En mayo de 1277, se hundió un techo del palacio papal de Orvieto. Se rompió en un millar de astillas de madera, yeso y escombros y mató al Papa Juan XXI. Cuando la noticia llegó a Roma, fue recibida con estupor y silencio, y después se propagó por el resto de la cristiandad. Una vez más, el mundo carecía de una voz divina que lo guiara.

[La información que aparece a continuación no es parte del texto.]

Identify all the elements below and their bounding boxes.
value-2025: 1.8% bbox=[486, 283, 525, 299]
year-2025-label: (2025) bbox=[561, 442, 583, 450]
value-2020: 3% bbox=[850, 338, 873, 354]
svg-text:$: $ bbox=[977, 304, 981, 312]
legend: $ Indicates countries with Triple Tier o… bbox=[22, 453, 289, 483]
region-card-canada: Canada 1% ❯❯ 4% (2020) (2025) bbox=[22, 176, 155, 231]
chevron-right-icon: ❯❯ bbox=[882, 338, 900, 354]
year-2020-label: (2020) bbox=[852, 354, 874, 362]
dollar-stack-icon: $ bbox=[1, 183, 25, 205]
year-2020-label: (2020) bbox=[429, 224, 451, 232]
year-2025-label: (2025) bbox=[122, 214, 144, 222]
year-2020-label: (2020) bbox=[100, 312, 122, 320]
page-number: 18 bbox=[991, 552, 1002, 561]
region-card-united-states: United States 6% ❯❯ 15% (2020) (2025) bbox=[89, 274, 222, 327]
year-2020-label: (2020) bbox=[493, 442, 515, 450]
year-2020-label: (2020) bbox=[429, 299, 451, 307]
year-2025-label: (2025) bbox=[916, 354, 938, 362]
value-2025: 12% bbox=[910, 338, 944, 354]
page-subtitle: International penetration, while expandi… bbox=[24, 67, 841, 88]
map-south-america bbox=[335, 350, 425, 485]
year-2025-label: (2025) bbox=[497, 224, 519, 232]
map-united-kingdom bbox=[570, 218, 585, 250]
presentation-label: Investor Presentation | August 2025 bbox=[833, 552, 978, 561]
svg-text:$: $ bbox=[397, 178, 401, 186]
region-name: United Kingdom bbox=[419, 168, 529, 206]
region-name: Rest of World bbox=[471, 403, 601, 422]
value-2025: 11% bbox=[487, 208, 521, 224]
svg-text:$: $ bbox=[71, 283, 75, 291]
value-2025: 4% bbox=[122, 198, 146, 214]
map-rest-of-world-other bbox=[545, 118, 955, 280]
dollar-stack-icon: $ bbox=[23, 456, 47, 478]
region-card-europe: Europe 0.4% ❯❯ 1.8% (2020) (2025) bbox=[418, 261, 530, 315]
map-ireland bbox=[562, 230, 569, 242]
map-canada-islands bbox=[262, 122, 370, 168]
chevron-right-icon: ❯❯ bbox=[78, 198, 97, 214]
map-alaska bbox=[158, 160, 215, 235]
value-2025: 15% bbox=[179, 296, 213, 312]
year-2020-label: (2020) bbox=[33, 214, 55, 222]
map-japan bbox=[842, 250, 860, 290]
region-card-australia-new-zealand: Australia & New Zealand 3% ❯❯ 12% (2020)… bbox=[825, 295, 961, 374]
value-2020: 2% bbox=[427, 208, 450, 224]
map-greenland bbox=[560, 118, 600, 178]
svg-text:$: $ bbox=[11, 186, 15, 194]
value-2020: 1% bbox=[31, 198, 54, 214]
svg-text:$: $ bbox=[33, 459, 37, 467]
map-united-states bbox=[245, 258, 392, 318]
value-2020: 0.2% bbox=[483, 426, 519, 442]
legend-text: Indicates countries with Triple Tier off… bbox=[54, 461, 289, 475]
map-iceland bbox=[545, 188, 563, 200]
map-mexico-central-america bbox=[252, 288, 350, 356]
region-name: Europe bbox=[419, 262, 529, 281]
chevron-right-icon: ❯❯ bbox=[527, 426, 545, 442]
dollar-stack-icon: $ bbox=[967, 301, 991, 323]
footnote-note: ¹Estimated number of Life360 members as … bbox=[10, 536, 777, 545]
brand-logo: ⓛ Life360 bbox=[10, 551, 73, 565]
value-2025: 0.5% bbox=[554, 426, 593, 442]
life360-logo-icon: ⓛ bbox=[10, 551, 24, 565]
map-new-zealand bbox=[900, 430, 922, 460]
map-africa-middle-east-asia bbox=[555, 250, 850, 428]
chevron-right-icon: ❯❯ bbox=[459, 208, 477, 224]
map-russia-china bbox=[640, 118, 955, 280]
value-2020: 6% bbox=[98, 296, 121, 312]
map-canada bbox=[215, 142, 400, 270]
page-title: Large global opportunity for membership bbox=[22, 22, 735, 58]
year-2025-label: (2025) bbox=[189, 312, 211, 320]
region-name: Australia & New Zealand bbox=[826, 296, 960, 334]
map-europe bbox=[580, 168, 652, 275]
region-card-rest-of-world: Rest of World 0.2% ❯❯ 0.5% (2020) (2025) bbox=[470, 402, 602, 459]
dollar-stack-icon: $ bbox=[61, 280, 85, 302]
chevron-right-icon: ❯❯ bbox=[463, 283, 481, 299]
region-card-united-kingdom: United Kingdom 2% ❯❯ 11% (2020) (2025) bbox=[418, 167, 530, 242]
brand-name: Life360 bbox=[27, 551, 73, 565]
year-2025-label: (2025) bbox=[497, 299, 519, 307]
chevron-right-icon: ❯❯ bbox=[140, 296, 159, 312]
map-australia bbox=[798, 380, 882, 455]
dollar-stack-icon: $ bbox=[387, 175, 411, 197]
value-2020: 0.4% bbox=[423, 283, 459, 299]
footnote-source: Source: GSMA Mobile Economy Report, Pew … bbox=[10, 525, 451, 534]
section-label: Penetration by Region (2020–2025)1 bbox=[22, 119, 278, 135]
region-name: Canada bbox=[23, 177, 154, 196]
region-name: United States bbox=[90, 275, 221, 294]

Palombara se había enterado de la noticia en el palacio Blanquerna, durante una audiencia con el emperador. Ahora se encontraba en una de las grandiosas galerías, frente a una estatua de porte majestuoso. Era una de las pocas que habían sobrevivido, y tan sólo había sufrido una ligera mella en un brazo, como si quisiera demostrar que ella también estaba sometida al azar y al paso del tiempo. Era griega, de antes de Cristo, y descansaba al abrigo de aquel rincón que rara vez se utilizaba, hermosa y casi desnuda.
Ana caminaba por aquel mismo corredor, regresando de atender a un paciente. Vio al obispo Palombara, pero éste se hallaba ensimismado en sus pensamientos y no reparó en su presencia. En aquel momento de descuido, Ana advirtió en su rostro una cierta vulnerabilidad ante la belleza, como si ésta fuera capaz de llegarle al corazón atravesando sin dificultad todas las barreras que él había levantado y tocar sus llagas. Aun así él lo permitía. Ansiaba sentir una emoción avasalladora, aunque estuviera entreverada con el dolor. Pero la realidad de dicha emoción se le escapaba. Ana lo detectó cuando él volvió la cabeza, lo vio durante un brevísimo instante en sus ojos.
Luego, como si actuaran de mutuo acuerdo, él se apartó y regresó a la galería principal, y ella se sintió avergonzada de haberse entrometido, aunque hubiera sido sin querer. En eso, oyó unos pasos rápidos y se volvió bruscamente, como si la hubieran sorprendido en un sitio en el que no debía estar. ¿Por qué se sentía tan en evidencia? ¿Porque había experimentado un momento de empatía con aquel romano?
Esto era lo inmediato, lo duro del cisma, no las discusiones acerca de la naturaleza de Dios; la ponzoña que había dentro de la naturaleza del ser humano era la que trazaba las líneas de separación, y daba miedo estirar la mano y rebasarlas.